映画レビュー
PRO
ポッター監督ならではの感性息づく記憶世界
牛津厚信さん | 2022年2月26日 | PCから投稿
英国監督サリー・ポッターの作品には、いつも何かしら鮮烈な感性が迸る。本作も小さな物語ながら、内面世界はたった一日のお話と思えないほど広大かつ複層的だ。ポッターの分身でもあるエル・ファニングと認知症を患う父親役ハビエル・バルデムのやり取りは、これまで想像もつかなかった二人の共演なだけあって、抑制された中に確かな化学反応が垣間見える。と、ここで父親の記憶のうねりを現実と同時進行させながら重ねていく描写に、ノーラン監督作「インセプション」を思い出す人も多いのではないか。ただし、あくまでポッター流の記憶世界なだけあって、現代のニューヨークとギリシアの海辺と、はたまたメキシコ砂漠地帯という3つの場所が入り乱れる様には、視覚のみならず音や肌触り、匂いすら漂う感性がいっぱいだ。86分でこれだけの奥深さや関係性を端的に描ける人は他にいないだろう。つくづく人間の心は味わい深い感情のパズルなのだと思い知った。
PRO
遠のく記憶、消えない後悔
高森 郁哉さん | 2022年2月25日 | PCから投稿
身内の話から始めて恐縮だが、私の父も晩年、アルツハイマー型認知症を患った。診断されてからは進行を遅らせる薬を飲んでいたが、ゆるやかに記憶を失い、日常生活でできなくなることも少しずつ、しかし着実に増えていった。
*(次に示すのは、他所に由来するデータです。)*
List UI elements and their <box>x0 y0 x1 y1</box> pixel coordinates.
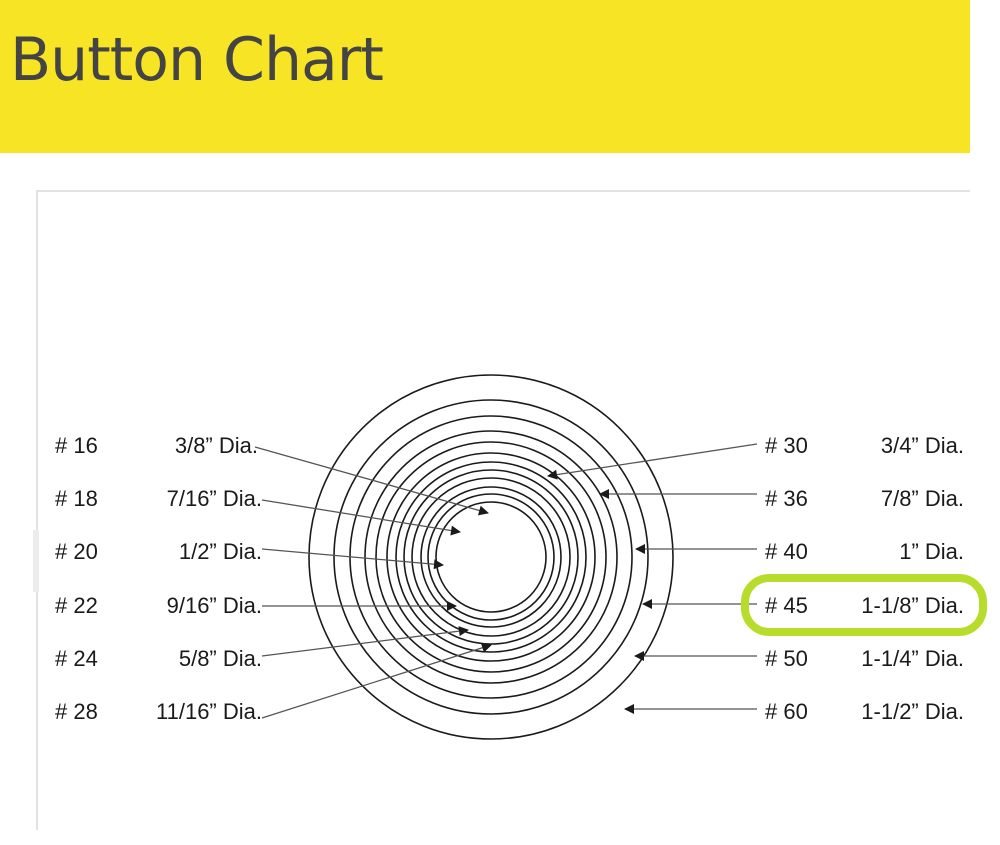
diameter-label-20: 1/2” Dia. <box>179 539 262 564</box>
diameter-label-16: 3/8” Dia. <box>175 433 258 458</box>
diameter-label-60: 1-1/2” Dia. <box>861 699 964 724</box>
leader-28 <box>261 642 492 719</box>
size-label-40: # 40 <box>765 539 808 564</box>
size-label-18: # 18 <box>55 486 98 511</box>
size-label-28: # 28 <box>55 699 98 724</box>
ring-11 <box>427 493 555 621</box>
leader-arrows <box>254 443 758 719</box>
leader-30 <box>547 443 758 480</box>
diameter-label-36: 7/8” Dia. <box>881 486 964 511</box>
ring-2 <box>333 399 649 715</box>
size-label-22: # 22 <box>55 593 98 618</box>
ring-7 <box>395 461 587 653</box>
diameter-label-40: 1” Dia. <box>899 539 964 564</box>
diameter-label-18: 7/16” Dia. <box>167 486 262 511</box>
leader-16 <box>254 446 489 516</box>
size-label-45: # 45 <box>765 593 808 618</box>
size-label-30: # 30 <box>765 433 808 458</box>
size-label-16: # 16 <box>55 433 98 458</box>
size-label-36: # 36 <box>765 486 808 511</box>
ring-3 <box>349 415 633 699</box>
button-size-diagram: # 16 3/8” Dia. # 18 7/16” Dia. # 20 1/2”… <box>55 374 987 740</box>
diameter-label-22: 9/16” Dia. <box>167 593 262 618</box>
size-label-60: # 60 <box>765 699 808 724</box>
diameter-label-30: 3/4” Dia. <box>881 433 964 458</box>
leader-20 <box>261 548 444 570</box>
ring-1 <box>308 374 674 740</box>
right-labels: # 30 3/4” Dia. # 36 7/8” Dia. # 40 1” Di… <box>741 433 987 724</box>
ring-12 <box>435 501 547 613</box>
size-label-50: # 50 <box>765 646 808 671</box>
left-labels: # 16 3/8” Dia. # 18 7/16” Dia. # 20 1/2”… <box>55 433 262 724</box>
diameter-label-28: 11/16” Dia. <box>156 699 262 724</box>
leader-24 <box>261 626 469 657</box>
leader-18 <box>261 499 461 536</box>
diameter-label-45: 1-1/8” Dia. <box>861 593 964 618</box>
concentric-button-rings <box>308 374 674 740</box>
size-label-20: # 20 <box>55 539 98 564</box>
diameter-label-50: 1-1/4” Dia. <box>861 646 964 671</box>
size-label-24: # 24 <box>55 646 98 671</box>
ring-6 <box>386 452 596 662</box>
diameter-label-24: 5/8” Dia. <box>179 646 262 671</box>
本作の主演の一人、ハビエル・バルデムが演じるメキシコ移民の作家レオも、若年性認知症を患い、かなり症状が進行している。一人ではもはや生活できず、娘のモリー(エル・ファニング)とヘルパーの助けがなければ生きることもままならない。周囲への反応が鈍く、ぼんやりしているように見えるレオはしかし、頭の中で、メキシコ時代に愛していた女性(サルマ・ハエック)との日々や、執筆に行き詰まりギリシャの海辺で過ごしたときを思い出し、後悔の念にとらわれている。
現在のレオの表情は乏しく、時折混乱したりおびえたりする様子を、認知症の身内がいる/いた人なら胸を締めつけられるような思いで見るはず。バルデムの演技は真に迫っており、回想シーンでの健常だった頃との対比も印象的だ。
人生の重要な分かれ道――家族のこと、パートナーとの関係、仕事のうえでの決断など――で、あの時に選ばなかった道をもし進んでいたらどうなっただろう、と折に触れふと考えてしまうことは、ご多分に漏れず私にもある。アルツハイマー型は遺伝するケースも多いと聞く。この先記憶が薄れていっても、後悔は消えずに残るのだとしたら……と鑑賞しながらやるせない気持ちになった。